Il bavaglio, come è stato nominato, è una tendenza che in Italia ha preso forma
di molti decreti legge e proposte legislative, segno che a questi signori proprio
non sta bene che i giornalisti dicano la verità. Ebbene, in tempi in cui un
partito come il Pdl (ma non solo quello, eh) si è ritrovato sfasciato dal suo
stesso leader, colpito da scandali di corruzione e di sputtanamenti che mettono
in chiaro i legami dei suoi esponenti con la mafia e la camorra, si ritorna
(tristemente e senza un pizzico di originalità) a coprire dalla vergogna l’immagine
di questi delinquenti costringendo i giornalisti a non scrivere e a non
diffondere le notizie scomode. Vediamo cosa si sono “inventati” stavolta…

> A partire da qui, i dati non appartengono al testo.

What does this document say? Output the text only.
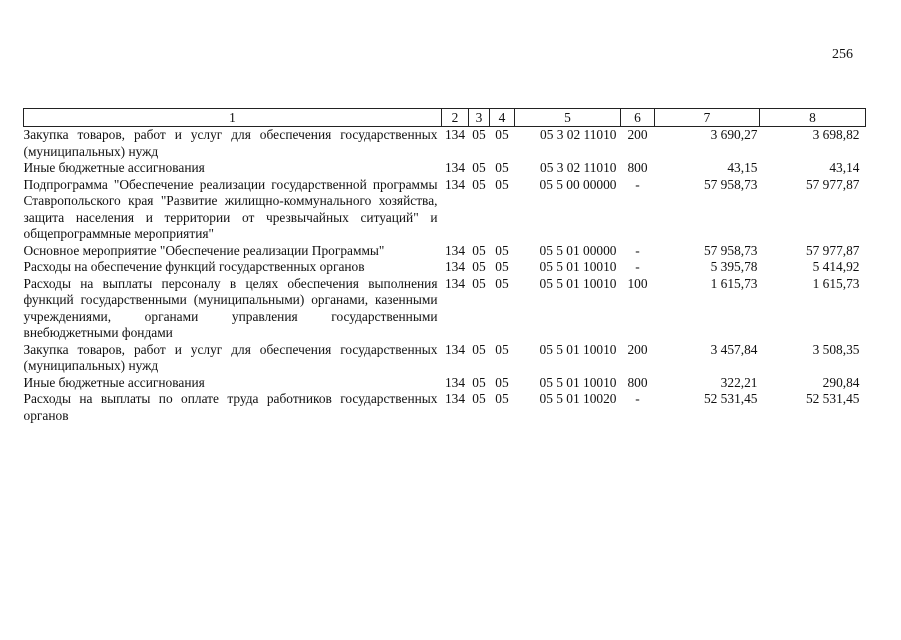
256
1	2	3	4	5	6	7	8
Закупка товаров, работ и услуг для обеспечения государственных (муниципальных) нужд	134	05	05	05 3 02 11010	200	3 690,27	3 698,82
Иные бюджетные ассигнования	134	05	05	05 3 02 11010	800	43,15	43,14
Подпрограмма "Обеспечение реализации государственной программы Ставропольского края "Развитие жилищно-коммунального хозяйства, защита населения и территории от чрезвычайных ситуаций" и общепрограммные мероприятия"	134	05	05	05 5 00 00000	-	57 958,73	57 977,87
Основное мероприятие "Обеспечение реализации Программы"	134	05	05	05 5 01 00000	-	57 958,73	57 977,87
Расходы на обеспечение функций государственных органов	134	05	05	05 5 01 10010	-	5 395,78	5 414,92
Расходы на выплаты персоналу в целях обеспечения выполнения функций государственными (муниципальными) органами, казенными учреждениями, органами управления государственными внебюджетными фондами	134	05	05	05 5 01 10010	100	1 615,73	1 615,73
Закупка товаров, работ и услуг для обеспечения государственных (муниципальных) нужд	134	05	05	05 5 01 10010	200	3 457,84	3 508,35
Иные бюджетные ассигнования	134	05	05	05 5 01 10010	800	322,21	290,84
Расходы на выплаты по оплате труда работников государственных органов	134	05	05	05 5 01 10020	-	52 531,45	52 531,45
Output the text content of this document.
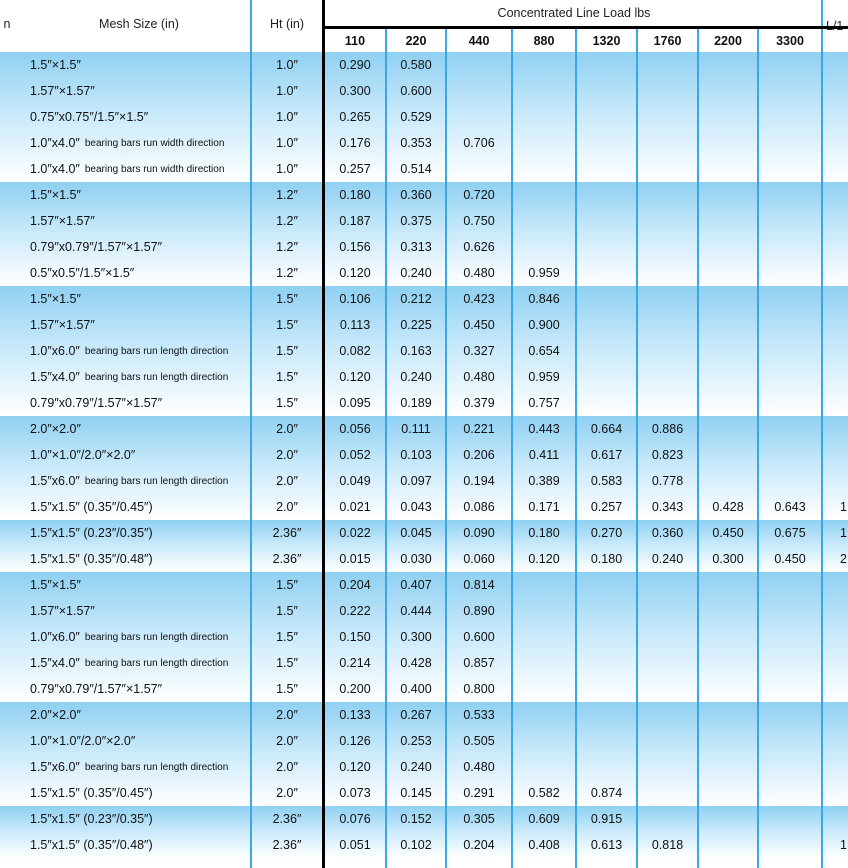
n	Mesh Size (in)	Ht (in)
Concentrated Line Load lbs
110	220	440	880	1320	1760	2200	3300
1.5″×1.5″	1.0″	0.290	0.580
1.57″×1.57″	1.0″	0.300	0.600
0.75″x0.75″/1.5″×1.5″	1.0″	0.265	0.529
1.0″x4.0″ bearing bars run width direction	1.0″	0.176	0.353	0.706
1.0″x4.0″ bearing bars run width direction	1.0″	0.257	0.514
1.5″×1.5″	1.2″	0.180	0.360	0.720
1.57″×1.57″	1.2″	0.187	0.375	0.750
0.79″x0.79″/1.57″×1.57″	1.2″	0.156	0.313	0.626
0.5″x0.5″/1.5″×1.5″	1.2″	0.120	0.240	0.480	0.959
1.5″×1.5″	1.5″	0.106	0.212	0.423	0.846
1.57″×1.57″	1.5″	0.113	0.225	0.450	0.900
1.0″x6.0″ bearing bars run length direction	1.5″	0.082	0.163	0.327	0.654
1.5″x4.0″ bearing bars run length direction	1.5″	0.120	0.240	0.480	0.959
0.79″x0.79″/1.57″×1.57″	1.5″	0.095	0.189	0.379	0.757
2.0″×2.0″	2.0″	0.056	0.111	0.221	0.443	0.664	0.886
1.0″×1.0″/2.0″×2.0″	2.0″	0.052	0.103	0.206	0.411	0.617	0.823
1.5″x6.0″ bearing bars run length direction	2.0″	0.049	0.097	0.194	0.389	0.583	0.778
1.5″x1.5″ (0.35″/0.45″)	2.0″	0.021	0.043	0.086	0.171	0.257	0.343	0.428	0.643	1
1.5″x1.5″ (0.23″/0.35″)	2.36″	0.022	0.045	0.090	0.180	0.270	0.360	0.450	0.675	1
1.5″x1.5″ (0.35″/0.48″)	2.36″	0.015	0.030	0.060	0.120	0.180	0.240	0.300	0.450	2
1.5″×1.5″	1.5″	0.204	0.407	0.814
1.57″×1.57″	1.5″	0.222	0.444	0.890
1.0″x6.0″ bearing bars run length direction	1.5″	0.150	0.300	0.600
1.5″x4.0″ bearing bars run length direction	1.5″	0.214	0.428	0.857
0.79″x0.79″/1.57″×1.57″	1.5″	0.200	0.400	0.800
2.0″×2.0″	2.0″	0.133	0.267	0.533
1.0″×1.0″/2.0″×2.0″	2.0″	0.126	0.253	0.505
1.5″x6.0″ bearing bars run length direction	2.0″	0.120	0.240	0.480
1.5″x1.5″ (0.35″/0.45″)	2.0″	0.073	0.145	0.291	0.582	0.874
1.5″x1.5″ (0.23″/0.35″)	2.36″	0.076	0.152	0.305	0.609	0.915
1.5″x1.5″ (0.35″/0.48″)	2.36″	0.051	0.102	0.204	0.408	0.613	0.818	1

Diciamo come stanno le cose ora che l’emendamento
di Caliendo non è ancora passato. Attualmente la legge prevede che quando un
giornalista scrive un articolo lo venda al suo editore o comunque a colui che
lo vuole pubblicare. È poi quest’ultimo che decide se pubblicarlo oppure no,
quindi è lui che si assume la “responsabilità civile” di quello che c’è
scritto, giacché ha di fatto comprato quel prodotto e ne ha autorizzato la
divulgazione a suo nome. Ora, in un caso del genere, può capitare che l’articolo
sia accusato di “reato a mezzo stampa”, ovvero di aver danneggiato qualcuno o essere
andato contro l’ordine pubblico attraverso ciò che viene pubblicato. In quel
caso è giusto che qualcuno paghi: difatti il normale contratto tra editore e
giornalista prevede delle clausole con cui è l’editore ad accollarsi eventuali
spese di sanzioni economiche per ciò che egli
stesso ha voluto pubblicare.
In questo modo il giornalista è tutelato
dal danno economico che graverebbe su di lui e questo, a sua volta, gli
garantisce di continuare a scrivere senza
condizionamenti e senza ricatti. È una forma di tutela della libertà di
informazione.
Se invece l’emendamento passa, ecco cosa
accade: l’editore non è più tenuto a pagare la multa, nonostante si sia assunto
la responsabilità di pubblicare l’articolo del giornalista. Con la proposta di
Caliendo, è il giornalista stesso che
deve pagare la multa. Vengono, cioè, rese nulle tutte quelle clausole del
contratto tra editore e giornalista che prevedono che sia l’editore a pagare la
multa. In questo modo il giornalista sa dall’inizio che non può azzardarsi a
scrivere di temi troppo piccanti perché se va a disturbare la figura di un
potente citandolo in un’inchiesta rischia di doverci rimettere di tasca sua! Assistiamo
qui a una trovata a dir poco diabolica: laddove non possono impedire che non si
scriva degli scandali dei politici (perché sarebbe troppo spudorato) trovano il
modo di dissuadere il giornalista stesso a scrivere, lo bombardano di deterrenti
e con la scusa della diffamazione a mezzo stampa, lo mettono sotto ricatto
economico e lo costringono a chiudersi in una autocensura. Siamo a livelli
veramente inarrivabili di vigliaccheria e vergogna!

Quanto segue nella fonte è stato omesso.